Based on the foregoing, it is clear that a charter party arrangement is liable to tax as it falls within the ambit of the legislations of WHT, Cabotage, VAT and NOGICDA (where the charter arrangement is provided for an entity in the oil and gas industry).

1 Brooks & Knights Legal Consultants (BKLC) is a law firm established in Lagos, Nigeria to provide bespoke legal advisory and policy consulting services to individuals, corporates, government agencies and NGOs.

2 Coastal Trading Definition. Obtained from www.duhaime.org/LegalDictionary/C/CoastalTrading.aspx and accessed on 23 January 2019

3 Taofeeq Abdulrazaq (2016) Cases and Materials on Nigerian Taxation. EBC Explorer. Companion resources for legal research. Pp. 127

4 Federal Inland Revenue Service: Further Explanatory Comments on Withholding Tax principle and operation. Information No. 2006/02.

5 Companies Income Tax (Rates etc of Tax Deducted at Source (Withholding Tax) Regulations 1997.

6 Schedule 1 of the Companies Income Tax (Rates etc of Tax Deducted at Source (Withholding Tax) Regulations 1997.
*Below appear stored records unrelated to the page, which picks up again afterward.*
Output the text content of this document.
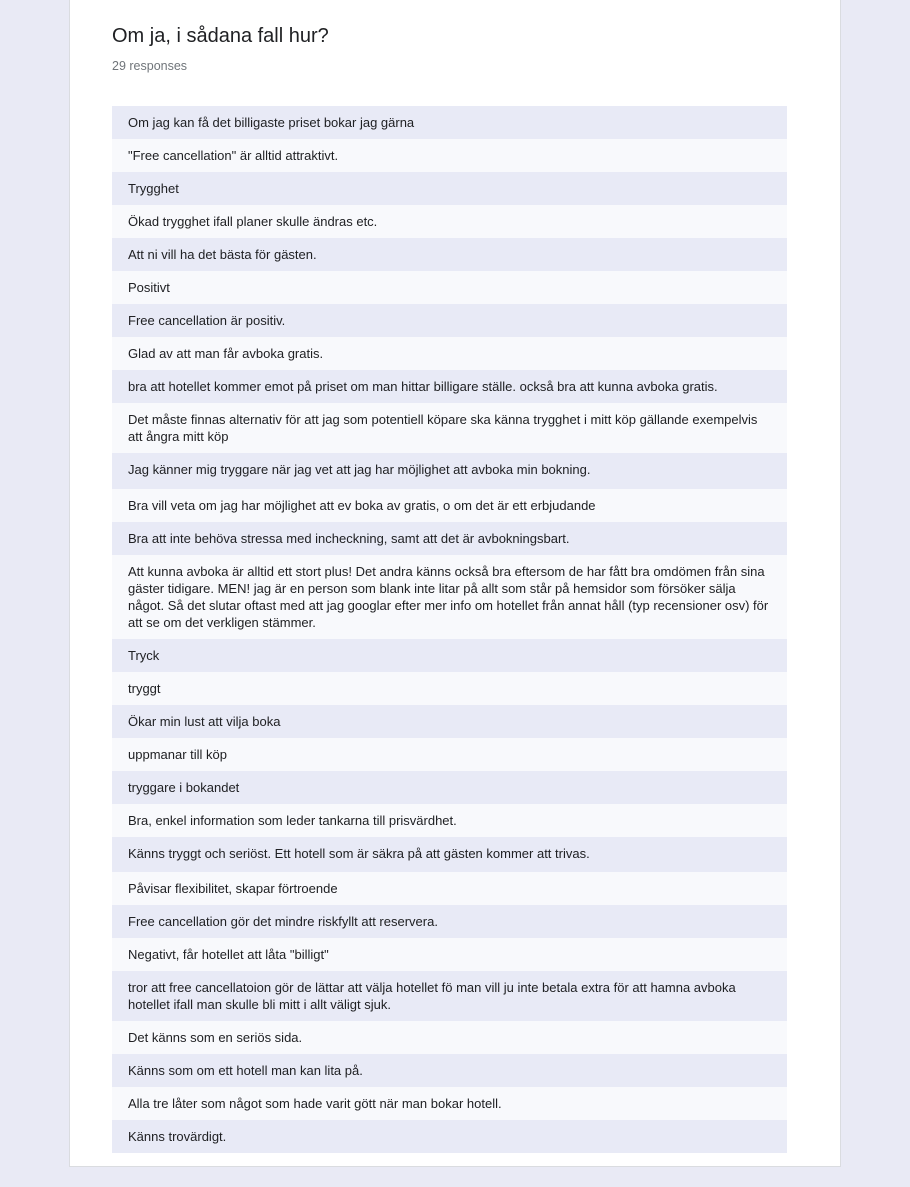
Om ja, i sådana fall hur?
29 responses
Om jag kan få det billigaste priset bokar jag gärna
"Free cancellation" är alltid attraktivt.
Trygghet
Ökad trygghet ifall planer skulle ändras etc.
Att ni vill ha det bästa för gästen.
Positivt
Free cancellation är positiv.
Glad av att man får avboka gratis.
bra att hotellet kommer emot på priset om man hittar billigare ställe. också bra att kunna avboka gratis.
Det måste finnas alternativ för att jag som potentiell köpare ska känna trygghet i mitt köp gällande exempelvis att ångra mitt köp
Jag känner mig tryggare när jag vet att jag har möjlighet att avboka min bokning.
Bra vill veta om jag har möjlighet att ev boka av gratis, o om det är ett erbjudande
Bra att inte behöva stressa med incheckning, samt att det är avbokningsbart.
Att kunna avboka är alltid ett stort plus! Det andra känns också bra eftersom de har fått bra omdömen från sina gäster tidigare. MEN! jag är en person som blank inte litar på allt som står på hemsidor som försöker sälja något. Så det slutar oftast med att jag googlar efter mer info om hotellet från annat håll (typ recensioner osv) för att se om det verkligen stämmer.
Tryck
tryggt
Ökar min lust att vilja boka
uppmanar till köp
tryggare i bokandet
Bra, enkel information som leder tankarna till prisvärdhet.
Känns tryggt och seriöst. Ett hotell som är säkra på att gästen kommer att trivas.
Påvisar flexibilitet, skapar förtroende
Free cancellation gör det mindre riskfyllt att reservera.
Negativt, får hotellet att låta "billigt"
tror att free cancellatoion gör de lättar att välja hotellet fö man vill ju inte betala extra för att hamna avboka hotellet ifall man skulle bli mitt i allt väligt sjuk.
Det känns som en seriös sida.
Känns som om ett hotell man kan lita på.
Alla tre låter som något som hade varit gött när man bokar hotell.
Känns trovärdigt.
7 Federal Inland Revenue Service: Further Explanatory Comments on Withholding Tax principle and operation. Information No. 2006/02.

8 Section 104(2) of NOGICDA

9 Section 104(2) of NOGICDA

10 Ogunniyi v. Hon. Minister of FCT & Anor (2014) LPELR – 23164 (CA).

11 Comptroller General of Customs & ORs v. Gusau (2017) LPELR – 42081 (SC).

12 Section 43 of the Coastal and Inland Shipping (Cabotage) Act, 2003.

The content of this article is intended to provide a general guide to the subject matter. Specialist advice should be sought about your specific circumstances.